I am going to give up and stop worrying. I've been kind of freaked out by the way things are going with the whole Glenn Beck deal in Washington, D.C. — even though I have never seen or heard him and wouldn't know him if my foot accidentally got planted in his ass. But I've heard enough about him. He has become as yakked about as anyone lately, and it's sad to think that he's getting this much attention. Same with you-know-who. I kind of promised not to write about her anymore, but everywhere I look there she is, acting like some freak from a bad movie. You know who I'm talking about. I won't write her name. But her daughter has recently signed on to appear on a reality show named Dancing with the Stars. And to her I say, Break a leg! Isn't that what they say in show business? I hope so, because that's what these right-wing blowhards are doing: putting themselves in show business.
They don't give a damn about health care or the war ending or people being without jobs. They don't care about anything except themselves and getting as much media attention as they can possibly get. Why do you think they gather in such large numbers like lemmings and tote their racist signs around and show off like they do? The fact that they don't realize how stupid they look is amazing to me, although it probably shouldn't be, since they are doing it every chance they get. How many Tea Party conventions and rallies can there be? How many times can "she" appear on television, in newspapers and magazines, at fund-raisers where she knows there will be cameras? When does she take the time out to make salmon and Velveeta casserole for her brood?

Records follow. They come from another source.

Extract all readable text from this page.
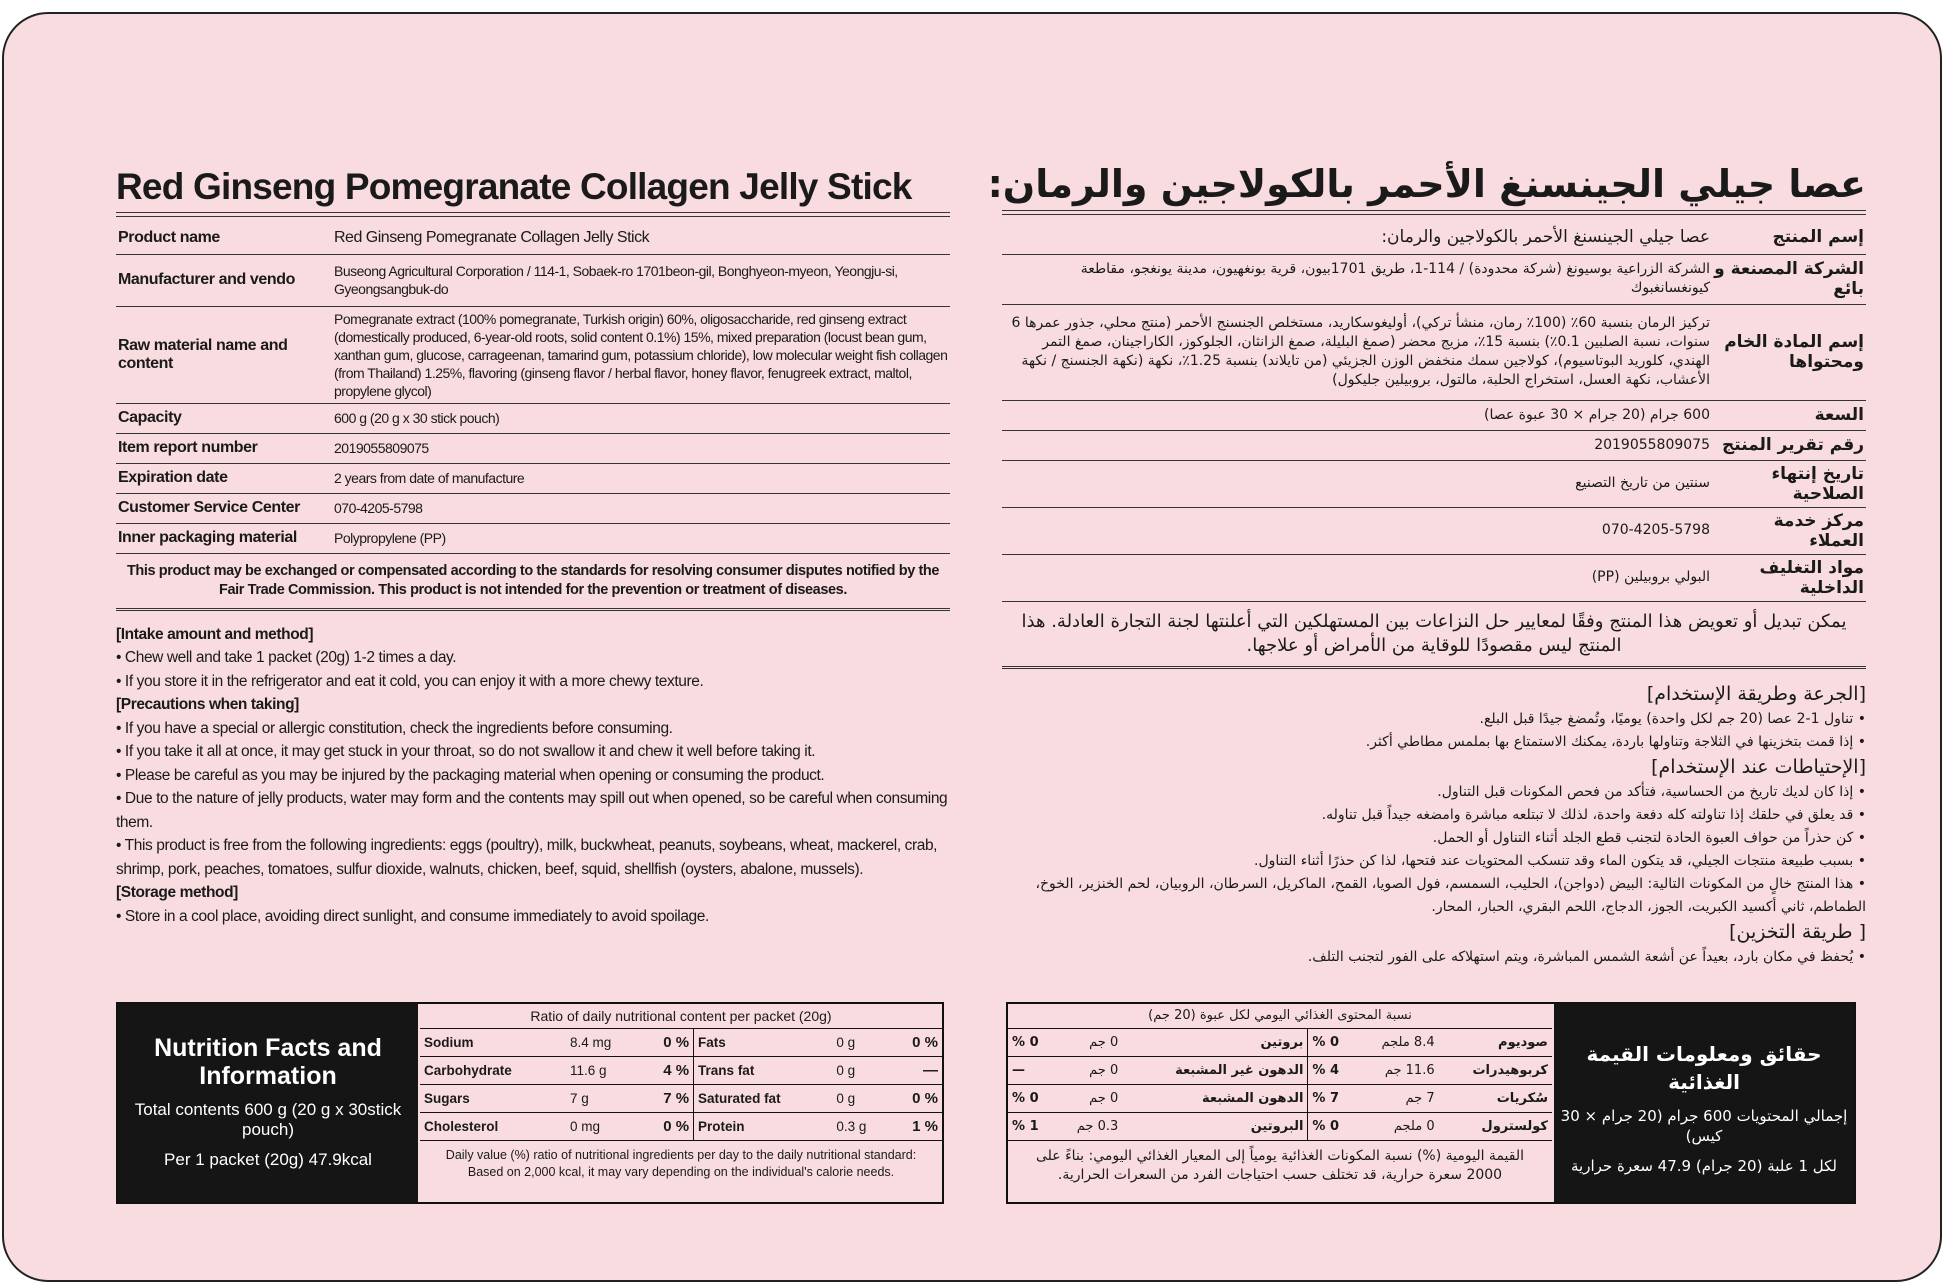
Red Ginseng Pomegranate Collagen Jelly Stick
Product name	Red Ginseng Pomegranate Collagen Jelly Stick
Manufacturer and vendo	Buseong Agricultural Corporation / 114-1, Sobaek-ro 1701beon-gil, Bonghyeon-myeon, Yeongju-si, Gyeongsangbuk-do
Raw material name and content	Pomegranate extract (100% pomegranate, Turkish origin) 60%, oligosaccharide, red ginseng extract (domestically produced, 6-year-old roots, solid content 0.1%) 15%, mixed preparation (locust bean gum, xanthan gum, glucose, carrageenan, tamarind gum, potassium chloride), low molecular weight fish collagen (from Thailand) 1.25%, flavoring (ginseng flavor / herbal flavor, honey flavor, fenugreek extract, maltol, propylene glycol)
Capacity	600 g (20 g x 30 stick pouch)
Item report number	2019055809075
Expiration date	2 years from date of manufacture
Customer Service Center	070-4205-5798
Inner packaging material	Polypropylene (PP)
This product may be exchanged or compensated according to the standards for resolving consumer disputes notified by the Fair Trade Commission. This product is not intended for the prevention or treatment of diseases.
[Intake amount and method]
• Chew well and take 1 packet (20g) 1-2 times a day.
• If you store it in the refrigerator and eat it cold, you can enjoy it with a more chewy texture.
[Precautions when taking]
• If you have a special or allergic constitution, check the ingredients before consuming.
• If you take it all at once, it may get stuck in your throat, so do not swallow it and chew it well before taking it.
• Please be careful as you may be injured by the packaging material when opening or consuming the product.
• Due to the nature of jelly products, water may form and the contents may spill out when opened, so be careful when consuming them.
• This product is free from the following ingredients: eggs (poultry), milk, buckwheat, peanuts, soybeans, wheat, mackerel, crab, shrimp, pork, peaches, tomatoes, sulfur dioxide, walnuts, chicken, beef, squid, shellfish (oysters, abalone, mussels).
[Storage method]
• Store in a cool place, avoiding direct sunlight, and consume immediately to avoid spoilage.
عصا جيلي الجينسنغ الأحمر بالكولاجين والرمان:
إسم المنتج	عصا جيلي الجينسنغ الأحمر بالكولاجين والرمان:
الشركة المصنعة و بائع	الشركة الزراعية بوسيونغ (شركة محدودة) / 114-1، طريق 1701بيون، قرية بونغهيون، مدينة يونغجو، مقاطعة كيونغسانغبوك
إسم المادة الخام ومحتواها	تركيز الرمان بنسبة 60٪ (100٪ رمان، منشأ تركي)، أوليغوسكاريد، مستخلص الجنسنج الأحمر (منتج محلي، جذور عمرها 6 سنوات، نسبة الصلبين 0.1٪) بنسبة 15٪، مزيج محضر (صمغ البليلة، صمغ الزانثان، الجلوكوز، الكاراجينان، صمغ التمر الهندي، كلوريد البوتاسيوم)، كولاجين سمك منخفض الوزن الجزيئي (من تايلاند) بنسبة 1.25٪، نكهة (نكهة الجنسنج / نكهة الأعشاب، نكهة العسل، استخراج الحلبة، مالتول، بروبيلين جليكول)
السعة	600 جرام (20 جرام × 30 عبوة عصا)
رقم تقرير المنتج	2019055809075
تاريخ إنتهاء الصلاحية	سنتين من تاريخ التصنيع
مركز خدمة العملاء	070-4205-5798
مواد التغليف الداخلية	البولي بروبيلين (PP)
يمكن تبديل أو تعويض هذا المنتج وفقًا لمعايير حل النزاعات بين المستهلكين التي أعلنتها لجنة التجارة العادلة. هذا المنتج ليس مقصودًا للوقاية من الأمراض أو علاجها.
[الجرعة وطريقة الإستخدام]
• تناول 1-2 عصا (20 جم لكل واحدة) يوميًا، وتُمضغ جيدًا قبل البلع.
• إذا قمت بتخزينها في الثلاجة وتناولها باردة، يمكنك الاستمتاع بها بملمس مطاطي أكثر.
[الإحتياطات عند الإستخدام]
• إذا كان لديك تاريخ من الحساسية، فتأكد من فحص المكونات قبل التناول.
• قد يعلق في حلقك إذا تناولته كله دفعة واحدة، لذلك لا تبتلعه مباشرة وامضغه جيداً قبل تناوله.
• كن حذراً من حواف العبوة الحادة لتجنب قطع الجلد أثناء التناول أو الحمل.
• بسبب طبيعة منتجات الجيلي، قد يتكون الماء وقد تنسكب المحتويات عند فتحها، لذا كن حذرًا أثناء التناول.
• هذا المنتج خالٍ من المكونات التالية: البيض (دواجن)، الحليب، السمسم، فول الصويا، القمح، الماكريل، السرطان، الروبيان، لحم الخنزير، الخوخ، الطماطم، ثاني أكسيد الكبريت، الجوز، الدجاج، اللحم البقري، الحبار، المحار.
[ طريقة التخزين]
• يُحفظ في مكان بارد، بعيداً عن أشعة الشمس المباشرة، ويتم استهلاكه على الفور لتجنب التلف.
Nutrition Facts and Information
Total contents 600 g (20 g x 30stick pouch)
Per 1 packet (20g) 47.9kcal
Ratio of daily nutritional content per packet (20g)
Sodium	8.4 mg	0 %	Fats	0 g	0 %
Carbohydrate	11.6 g	4 %	Trans fat	0 g	—
Sugars	7 g	7 %	Saturated fat	0 g	0 %
Cholesterol	0 mg	0 %	Protein	0.3 g	1 %
Daily value (%) ratio of nutritional ingredients per day to the daily nutritional standard: Based on 2,000 kcal, it may vary depending on the individual's calorie needs.
حقائق ومعلومات القيمة الغذائية
إجمالي المحتويات 600 جرام (20 جرام × 30 كيس)
لكل 1 علبة (20 جرام) 47.9 سعرة حرارية
نسبة المحتوى الغذائي اليومي لكل عبوة (20 جم)
صوديوم	8.4 ملجم	0 %	بروتين	0 جم	0 %
كربوهيدرات	11.6 جم	4 %	الدهون غير المشبعة	0 جم	—
سُكريات	7 جم	7 %	الدهون المشبعة	0 جم	0 %
كولسترول	0 ملجم	0 %	البروتين	0.3 جم	1 %
القيمة اليومية (%) نسبة المكونات الغذائية يومياً إلى المعيار الغذائي اليومي: بناءً على 2000 سعرة حرارية، قد تختلف حسب احتياجات الفرد من السعرات الحرارية.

This newest deal she has concocted with the Discovery network's TLC channel to show off the state of Alaska is one of the reasons I'm going to just stop worrying. When I find myself being a fan of the dude who entered their building and threatened to blow up the place, it makes me wonder how important it is to get worked up about much of anything anymore. And the thought of Bristol dancing around anything other than a pole makes me slightly nauseated, so I'm not going to think about that either. But none of that is as scary as "her" new show, about which Discovery/TLC touts, "It's Alaska-Tastic!" Does anyone out there have any heroin they can spare? I'm apparently not doing so well about not worrying.
But if this is the direction a third of the country is going to take, I don't care. Take it. I wish we could give them their own state — preferably Texas, since it is large and so many of them could live there. They could have their own laws, they could all be white, they could all have guns, they could all spit out babies like that family in Arkansas that keeps multiplying like catfish. They could all have great big colossal mega-churches and talk about the rapture and how everything is Obama's fault. They could be totally cool with not having any idea of who Margaret Thatcher is, and they could all wear fake antlers on their heads at Christmastime and have wallpaper borders dotted with illustrations of geese. And maybe if they have their own state and don't have to mingle with anyone else, they can all just get along and quit bitching. I'd just hate it for Mexico to be so close, but in this day and age, it's every man for himself. Sorry, Mexico. It's nothing personal. Just don't send any of your people there if this happens.
If we put all these people into Texas and let them secede from the Union, they could have all the reality shows they want because they would have their own networks. (Kind of like they do now with Fox News.) They could have a reality show on every hour and praise Dr. Martin Luther King. That idea was a real humdinger. I'd love to meet whoever thought it would come off as sincere. Nah, actually, I don't think I would. It would just give me more reason to try not to worry.